# zFPKM Transformation
## Summary
Perform the zFPKM transform on RNA-seq FPKM data. This algorithm is based on the publication by [Hart et al., 2013
(Pubmed ID 24215113)](https://www.ncbi.nlm.nih.gov/pubmed/24215113). The reference recommends using zFPKM > -3 to select
expressed genes. Validated with ENCODE open/closed promoter chromatin structure epigenetic data on six of the ENCODE
cell lines. It works well for gene level data using FPKM or TPM, but does not appear to calibrate well for transcript level
data.
## Example
We calculate zFPKM for existing normalized FPKM from [GSE94802](https://www.ncbi.nlm.nih.gov/geo/query/acc.cgi?acc=GSE94802).
```r
library(dplyr)
gse94802 <- "ftp://ftp.ncbi.nlm.nih.gov/geo/series/GSE94nnn/GSE94802/suppl/GSE94802_Minkina_etal_normalized_FPKM.csv.gz"
temp <- tempfile()
download.file(gse94802, temp)
fpkm <- read.csv(gzfile(temp), row.names=1)
fpkm <- select(fpkm, -MGI_Symbol)
library(zFPKM)
zfpkm <- zFPKMTransformDF(fpkm)
```
The `zFPKMTransformDF` function also optionally plots the Guassian fit to the FPKM data for which the z-scores are based.
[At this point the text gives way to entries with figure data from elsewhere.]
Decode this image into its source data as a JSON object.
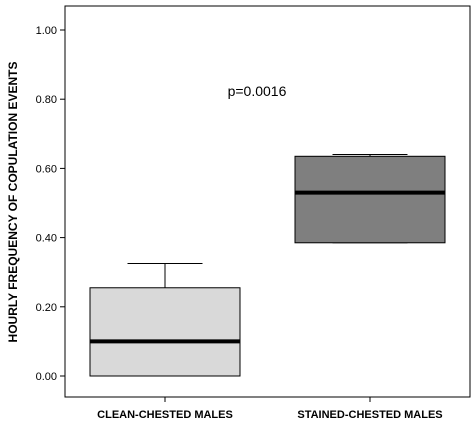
{
  "chart_data": {
    "type": "box",
    "ylabel": "HOURLY FREQUENCY OF COPULATION EVENTS",
    "xlabel": "",
    "ylim": [
      0.0,
      1.05
    ],
    "yticks": [
      0.0,
      0.2,
      0.4,
      0.6,
      0.8,
      1.0
    ],
    "ytick_labels": [
      "0.00",
      "0.20",
      "0.40",
      "0.60",
      "0.80",
      "1.00"
    ],
    "grid": false,
    "annotation": "p=0.0016",
    "categories": [
      "CLEAN-CHESTED MALES",
      "STAINED-CHESTED MALES"
    ],
    "boxes": [
      {
        "category": "CLEAN-CHESTED MALES",
        "min": 0.0,
        "q1": 0.0,
        "median": 0.1,
        "q3": 0.255,
        "max": 0.325,
        "color": "#d9d9d9"
      },
      {
        "category": "STAINED-CHESTED MALES",
        "min": 0.385,
        "q1": 0.385,
        "median": 0.53,
        "q3": 0.635,
        "max": 0.64,
        "color": "#7f7f7f"
      }
    ]
  }
}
To determine which genes are *active* across *all* samples, we use `rowMeans()` and a zFPKM cutoff of -3, as suggested
by the authors.
```r
activeGenes <- which(rowMeans(zfpkm) > -3)
```
---
### References
Hart T, Komori HK, LaMere S, Podshivalova K, Salomon DR. Finding the active genes in deep RNA-seq gene expression
studies. BMC Genomics. 2013 Nov 11;14:778. doi: 10.1186/1471-2164-14-778.